Scales & Domains

If Encoding defines which data fields are connected to which visual channels, then the Scale defines how that connection is mathematically calculated. A Scale is a function that maps values from a Data Domain to a Visual Range.

Core Concepts: Domain and Range

Every Scale operates between two distinct spaces:

  1. Domain: The state of the data. For example, a temperature range in your dataset $[0^\circ\text{C}, 100^\circ\text{C}]$ or a set of categories like ["Apple", "Banana", "Orange"].
  2. Range: The state of the visual output. For an axis, this is typically physical pixels (e.g., $[0, 800]$); for a color encoding, it is a sequence of colors in a palette.

Scale Types

Charton provides specialized scale types based on the nature of the underlying data (Quantitative, Categorical, or Temporal):

Linear Scale

The most common scale for quantitative data. It preserves the original proportional relationships between data points using a linear transformation ($y = ax + b$).

  • Best for: Prices, lengths, weights, and counts.
  • Expansion: To prevent data marks (like scatter points) from being cut off at the edges, Charton automatically applies a $5%$ padding to both ends of the Domain by default.

Logarithmic (Log) Scale

When data spans multiple orders of magnitude (e.g., $1$ to $1,000,000$), a linear scale compresses small values. A Log Scale applies a logarithmic transformation, ensuring that each order of magnitude occupies an equal visual weight.

  • Note: The Domain of a Log Scale cannot contain zero or negative numbers.

Discrete (Ordinal) Scale

Used for categorical or ranked data. Unlike continuous scales, it partitions the visual range into discrete "slots" or "bins."

  • Best for: Country names, product categories, or ratings (e.g., Poor/Fair/Good).
  • Stability: The system uses stable sorting for categories to ensure that the order of items remains consistent across multiple renders.

Temporal Scale

Specifically designed for dates and times. It understands the irregular spans of days, hours, and minutes, and automatically generates human-readable axis ticks (e.g., showing months instead of raw timestamps).

Ticks and Label Generation

Scales do more than just map positions; they communicate meaning through Guides.

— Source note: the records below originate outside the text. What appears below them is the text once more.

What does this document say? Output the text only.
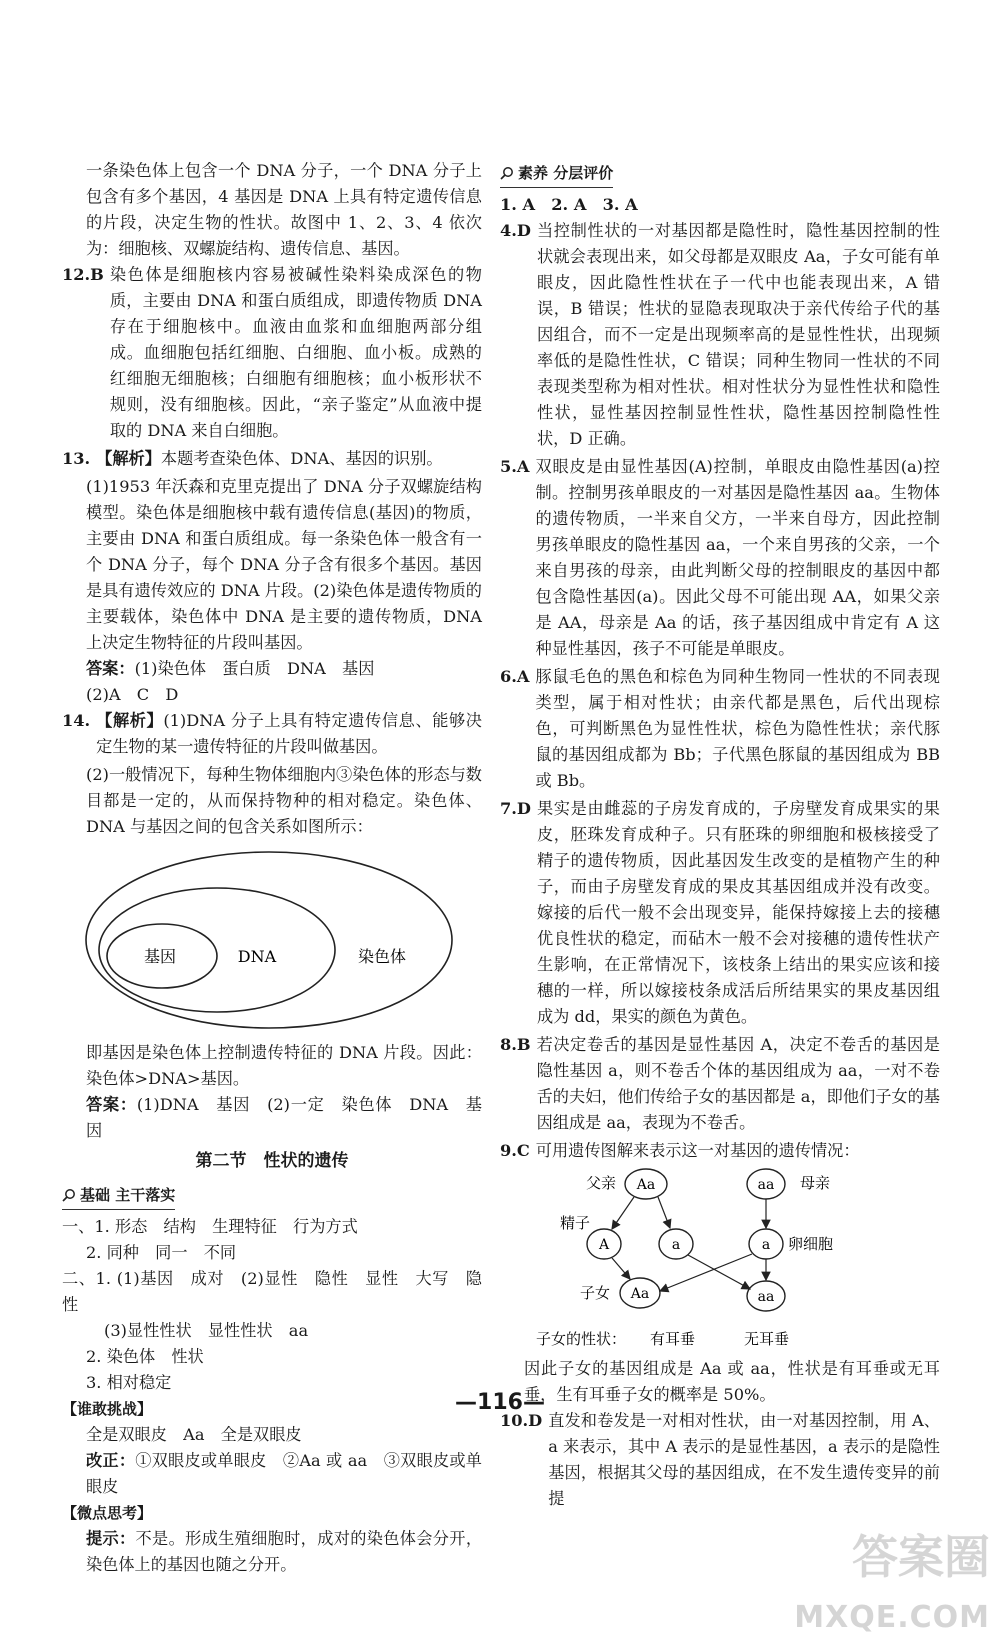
一条染色体上包含一个 DNA 分子，一个 DNA 分子上包含有多个基因，4 基因是 DNA 上具有特定遗传信息的片段，决定生物的性状。故图中 1、2、3、4 依次为：细胞核、双螺旋结构、遗传信息、基因。

12.B 染色体是细胞核内容易被碱性染料染成深色的物质，主要由 DNA 和蛋白质组成，即遗传物质 DNA 存在于细胞核中。血液由血浆和血细胞两部分组成。血细胞包括红细胞、白细胞、血小板。成熟的红细胞无细胞核；白细胞有细胞核；血小板形状不规则，没有细胞核。因此，“亲子鉴定”从血液中提取的 DNA 来自白细胞。
13. 【解析】本题考查染色体、DNA、基因的识别。

(1)1953 年沃森和克里克提出了 DNA 分子双螺旋结构模型。染色体是细胞核中载有遗传信息(基因)的物质，主要由 DNA 和蛋白质组成。每一条染色体一般含有一个 DNA 分子，每个 DNA 分子含有很多个基因。基因是具有遗传效应的 DNA 片段。(2)染色体是遗传物质的主要载体，染色体中 DNA 是主要的遗传物质，DNA 上决定生物特征的片段叫基因。

答案：(1)染色体　蛋白质　DNA　基因

(2)A　C　D

14. 【解析】(1)DNA 分子上具有特定遗传信息、能够决定生物的某一遗传特征的片段叫做基因。

(2)一般情况下，每种生物体细胞内③染色体的形态与数目都是一定的，从而保持物种的相对稳定。染色体、DNA 与基因之间的包含关系如图所示：

基因	DNA	染色体

即基因是染色体上控制遗传特征的 DNA 片段。因此：染色体>DNA>基因。

答案：(1)DNA　基因　(2)一定　染色体　DNA　基因

第二节　性状的遗传
基础 主干落实

一、1. 形态　结构　生理特征　行为方式

2. 同种　同一　不同

二、1. (1)基因　成对　(2)显性　隐性　显性　大写　隐性

(3)显性性状　显性性状　aa

2. 染色体　性状

3. 相对稳定

【谁敢挑战】

全是双眼皮　Aa　全是双眼皮

改正：①双眼皮或单眼皮　②Aa 或 aa　③双眼皮或单眼皮

【微点思考】

提示：不是。形成生殖细胞时，成对的染色体会分开，染色体上的基因也随之分开。

素养 分层评价

1. A　2. A　3. A

4.D 当控制性状的一对基因都是隐性时，隐性基因控制的性状就会表现出来，如父母都是双眼皮 Aa，子女可能有单眼皮，因此隐性性状在子一代中也能表现出来，A 错误，B 错误；性状的显隐表现取决于亲代传给子代的基因组合，而不一定是出现频率高的是显性性状，出现频率低的是隐性性状，C 错误；同种生物同一性状的不同表现类型称为相对性状。相对性状分为显性性状和隐性性状，显性基因控制显性性状，隐性基因控制隐性性状，D 正确。
5.A 双眼皮是由显性基因(A)控制，单眼皮由隐性基因(a)控制。控制男孩单眼皮的一对基因是隐性基因 aa。生物体的遗传物质，一半来自父方，一半来自母方，因此控制男孩单眼皮的隐性基因 aa，一个来自男孩的父亲，一个来自男孩的母亲，由此判断父母的控制眼皮的基因中都包含隐性基因(a)。因此父母不可能出现 AA，如果父亲是 AA，母亲是 Aa 的话，孩子基因组成中肯定有 A 这种显性基因，孩子不可能是单眼皮。
6.A 豚鼠毛色的黑色和棕色为同种生物同一性状的不同表现类型，属于相对性状；由亲代都是黑色，后代出现棕色，可判断黑色为显性性状，棕色为隐性性状；亲代豚鼠的基因组成都为 Bb；子代黑色豚鼠的基因组成为 BB 或 Bb。
7.D 果实是由雌蕊的子房发育成的，子房壁发育成果实的果皮，胚珠发育成种子。只有胚珠的卵细胞和极核接受了精子的遗传物质，因此基因发生改变的是植物产生的种子，而由子房壁发育成的果皮其基因组成并没有改变。嫁接的后代一般不会出现变异，能保持嫁接上去的接穗优良性状的稳定，而砧木一般不会对接穗的遗传性状产生影响，在正常情况下，该枝条上结出的果实应该和接穗的一样，所以嫁接枝条成活后所结果实的果皮基因组成为 dd，果实的颜色为黄色。
8.B 若决定卷舌的基因是显性基因 A，决定不卷舌的基因是隐性基因 a，则不卷舌个体的基因组成为 aa，一对不卷舌的夫妇，他们传给子女的基因都是 a，即他们子女的基因组成是 aa，表现为不卷舌。
9.C 可用遗传图解来表示这一对基因的遗传情况：
父亲 Aa	aa 母亲
精子
A	a	a 卵细胞
子女 Aa	aa
子女的性状： 有耳垂	无耳垂

因此子女的基因组成是 Aa 或 aa，性状是有耳垂或无耳垂，生有耳垂子女的概率是 50%。

10.D 直发和卷发是一对相对性状，由一对基因控制，用 A、a 来表示，其中 A 表示的是显性基因，a 表示的是隐性基因，根据其父母的基因组成，在不发生遗传变异的前提
—116—
答案圈
MXQE.COM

  • Tick Generation: The system calculates "pretty" numbers for axis marks. If your data range is $[0, 93]$, the scale will intelligently choose $[0, 20, 40, 60, 80, 100]$ as ticks rather than arbitrary values.
  • Formatting: Support for scientific notation, currency symbols, percentages, and custom date-time formats.

Scale Arbitration

In a multi-layered chart, Scales act as a "Single Source of Truth." When different layers share an axis, Charton performs Arbitration:

  1. Scanning: The engine identifies the "Global Union" of all data domains across all layers.
  2. Unification: A single, unified scale is created that is large enough to encompass the data from every layer.
  3. Distribution: This unified scale is injected back into each layer, ensuring that they are all drawn within the same mathematical coordinate system.

Manual Overrides

While Charton automates most scaling logic, you retain full control through explicit overrides:

  • Force Zero: Ensure an axis starts at $0$ even if the minimum data point is much higher.
  • Fixed Intervals: Fix a percentage axis strictly between $[0, 1]$ to prevent it from auto-scaling based on a subset of data.

Key Takeaways

  • Domain is data; Range is pixels or colors.
  • Scale Type determines the "visual density" (Linear vs. Log).
  • Automatic Arbitration ensures that composite layers are perfectly aligned.
  • The Tick System translates abstract math into readable information.